Sambil sayup saya mendengar aransemen Hans Zimmer untuk film Interstellar.
Membaca buku itu mengingatkan saya bahwa ada banyak orang yang sudah tiada, dan kita masih tetap dapat mengingat perasaan kita terhadap mereka.
Saya belum pernah bertemu Dg Maggading langsung, namun Aba selalu menceritakan tentang beliau, dan betapa Aba selalu hadir pada tiap ceramah atau khutbah beliau. Ketika saya membaca buku tersebut, semakin nyatalah bahwa Aba sesungguhnya telah menjelma cucu ideologis dari Kiai Fathul Muin, kendatipun Ummi merupakan cucu biologisnya.
Semangat Kiai Fathul Muin hidup dalam diri Aba, sebagai murid yang mengalami transformasi pikiran dari pemikiran Kiai Fathul Muin.
Orang yang telah pergi, ternyata masih hidup dalam diri-diri kita dalam bentuk ideologi yang kita yakini.
Dan saya belum menyebut tentang Rasulullah SAW. Apa yang Rasulullah telah hadirkan untuk kita ribuan tahun silam tetap kita jaga.

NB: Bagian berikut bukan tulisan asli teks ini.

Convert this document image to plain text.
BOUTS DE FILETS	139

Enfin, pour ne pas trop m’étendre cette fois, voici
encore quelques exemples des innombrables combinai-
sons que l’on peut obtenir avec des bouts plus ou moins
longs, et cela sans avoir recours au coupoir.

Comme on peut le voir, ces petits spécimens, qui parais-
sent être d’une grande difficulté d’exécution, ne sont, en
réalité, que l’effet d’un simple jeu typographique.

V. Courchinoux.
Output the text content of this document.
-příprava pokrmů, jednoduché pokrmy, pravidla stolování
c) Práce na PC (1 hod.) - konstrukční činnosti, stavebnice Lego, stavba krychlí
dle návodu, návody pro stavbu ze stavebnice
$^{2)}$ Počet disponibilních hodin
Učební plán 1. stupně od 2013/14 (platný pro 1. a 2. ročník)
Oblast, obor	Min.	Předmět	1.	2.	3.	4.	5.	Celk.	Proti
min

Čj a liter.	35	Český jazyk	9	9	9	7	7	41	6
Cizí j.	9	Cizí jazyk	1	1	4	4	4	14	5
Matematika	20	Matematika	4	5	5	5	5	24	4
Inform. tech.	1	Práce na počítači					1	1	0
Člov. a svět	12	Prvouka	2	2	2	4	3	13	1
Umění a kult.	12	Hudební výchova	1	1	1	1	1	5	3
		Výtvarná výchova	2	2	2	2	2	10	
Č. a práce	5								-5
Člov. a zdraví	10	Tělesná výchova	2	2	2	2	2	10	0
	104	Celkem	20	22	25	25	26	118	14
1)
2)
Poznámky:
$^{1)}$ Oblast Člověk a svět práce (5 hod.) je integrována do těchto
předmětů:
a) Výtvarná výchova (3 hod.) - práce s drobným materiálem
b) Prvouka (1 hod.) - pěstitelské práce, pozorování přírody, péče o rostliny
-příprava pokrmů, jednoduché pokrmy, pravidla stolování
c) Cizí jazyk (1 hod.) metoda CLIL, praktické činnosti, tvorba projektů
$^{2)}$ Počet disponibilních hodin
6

Namun sebenarnya, apakah yang membuat kita dapat mengadopsi pemikiran orang-orang yang telah pergi? Saya rasa jawabannya cukup jelas: cinta.
Karena itulah benar kata Dr Amelia Brand dalam film Interstellar ketika ia memiliki "perasaan" bahwa mereka harus bertolak ke Planet Edmund. Rasa cinta merupakan hal abstrak yang dapat melintasi berbagai dimensi, kita hidup di ruang tiga dimensi yang amat terbatas, tetapi kita dapat mencintai orang yang tidak kita lihat, kita dapat mencintai bahkan orang yang telah tiada. Peninggalannya tetap hidup di dalam diri kita.
Orang-orang baik telah berlalu, jasadnya telah berbaur dengan tanah, akan tetapi karena kita mencintai mereka, kebaikan mereka tetap kita pelihara, tetap kita teruskan sehingga kebaikan itu tetap hidup.
Pun, karena itu, kelak di dunia yang kekal, kita hanya berkumpul dengan orang yang kita cintai.